One thing I don’t understand is that why we need to use from_logits=True with BinaryCrossentropy loss? When I tried to remove it and add activation="sigmoid" to the last Dense layer then binary_accuracy does not move at all when training.

Changed code:

model = tf.keras.Sequential([
  layers.Embedding(max_features + 1, embedding_dim),
  layers.Dropout(0.2),
  layers.GlobalAveragePooling1D(),
  layers.Dropout(0.2),
  layers.Dense(1, activation="sigmoid")]) # <-- Add activation = sigmoid here

model.compile(loss=losses.BinaryCrossentropy(), # <-- Remove from_logits=True here
              optimizer='adam',
              metrics=tf.metrics.BinaryAccuracy(threshold=0.0))

epochs = 10
history = model.fit(
    train_ds,
    validation_data=val_ds,
    epochs=epochs)

Training outputs:

    Epoch 1/10
    625/625 [==============================] - 4s 4ms/step - loss: 0.6635 - binary_accuracy: 0.4981 - val_loss: 0.6149 - val_binary_accuracy: 0.5076
    Epoch 2/10
    625/625 [==============================] - 2s 4ms/step - loss: 0.5492 - binary_accuracy: 0.4981 - val_loss: 0.4990 - val_binary_accuracy: 0.5076
    Epoch 3/10
    625/625 [==============================] - 2s 4ms/step - loss: 0.4453 - binary_accuracy: 0.4981 - val_loss: 0.4208 - val_binary_accuracy: 0.5076
    Epoch 4/10
    625/625 [==============================] - 2s 4ms/step - loss: 0.3792 - binary_accuracy: 0.4981 - val_loss: 0.3741 - val_binary_accuracy: 0.5076
    Epoch 5/10
    625/625 [==============================] - 3s 4ms/step - loss: 0.3360 - binary_accuracy: 0.4981 - val_loss: 0.3454 - val_binary_accuracy: 0.5076
    Epoch 6/10
    625/625 [==============================] - 3s 4ms/step - loss: 0.3054 - binary_accuracy: 0.4981 - val_loss: 0.3262 - val_binary_accuracy: 0.5076
    Epoch 7/10
    625/625 [==============================] - 3s 4ms/step - loss: 0.2813 - binary_accuracy: 0.4981 - val_loss: 0.3126 - val_binary_accuracy: 0.5076
    Epoch 8/10
    625/625 [==============================] - 3s 4ms/step - loss: 0.2616 - binary_accuracy: 0.4981 - val_loss: 0.3033 - val_binary_accuracy: 0.5076
    Epoch 9/10
    625/625 [==============================] - 3s 4ms/step - loss: 0.2456 - binary_accuracy: 0.4981 - val_loss: 0.2967 - val_binary_accuracy: 0.5076
    Epoch 10/10
    625/625 [==============================] - 2s 4ms/step - loss: 0.2306 - binary_accuracy: 0.4981 - val_loss: 0.2920 - val_binary_accuracy: 0.5076

Solution

  • It seems like the model is being trained as normal, but the calculation method to show you how the model is being trained is wrong at the moment.

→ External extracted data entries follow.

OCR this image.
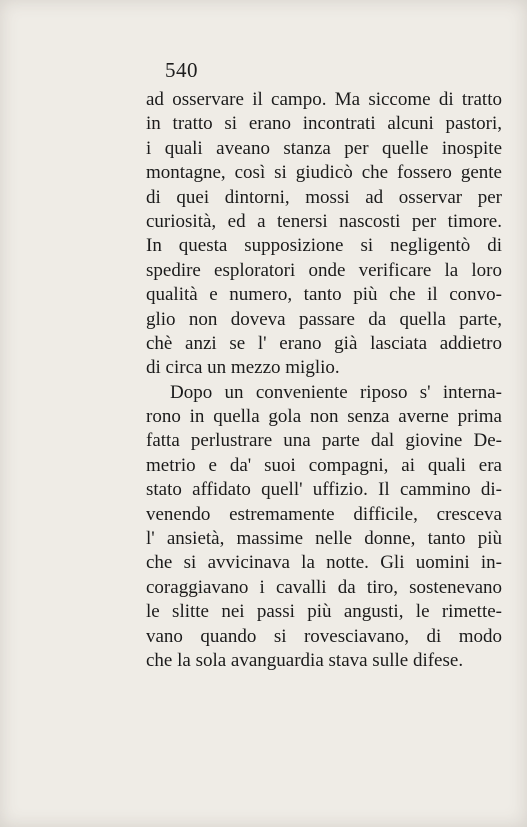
540
ad osservare il campo. Ma siccome di tratto
in tratto si erano incontrati alcuni pastori,
i quali aveano stanza per quelle inospite
montagne, così si giudicò che fossero gente
di quei dintorni, mossi ad osservar per
curiosità, ed a tenersi nascosti per timore.
In questa supposizione si negligentò di
spedire esploratori onde verificare la loro
qualità e numero, tanto più che il convo-
glio non doveva passare da quella parte,
chè anzi se l' erano già lasciata addietro
di circa un mezzo miglio.
Dopo un conveniente riposo s' interna-
rono in quella gola non senza averne prima
fatta perlustrare una parte dal giovine De-
metrio e da' suoi compagni, ai quali era
stato affidato quell' uffizio. Il cammino di-
venendo estremamente difficile, cresceva
l' ansietà, massime nelle donne, tanto più
che si avvicinava la notte. Gli uomini in-
coraggiavano i cavalli da tiro, sostenevano
le slitte nei passi più angusti, le rimette-
vano quando si rovesciavano, di modo
che la sola avanguardia stava sulle difese.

    I think threshold in BinaryAccuracy is accfecting the result of the metrics. For example, because you've changed your input to the loss function as one after the sigmoid, the values would range between 0 and 1, but your BinaryAccuracy threshold is now 0.0, which should be 0.5.

    Try change that value to 0.5, if you want to modify the model archtecture as you want.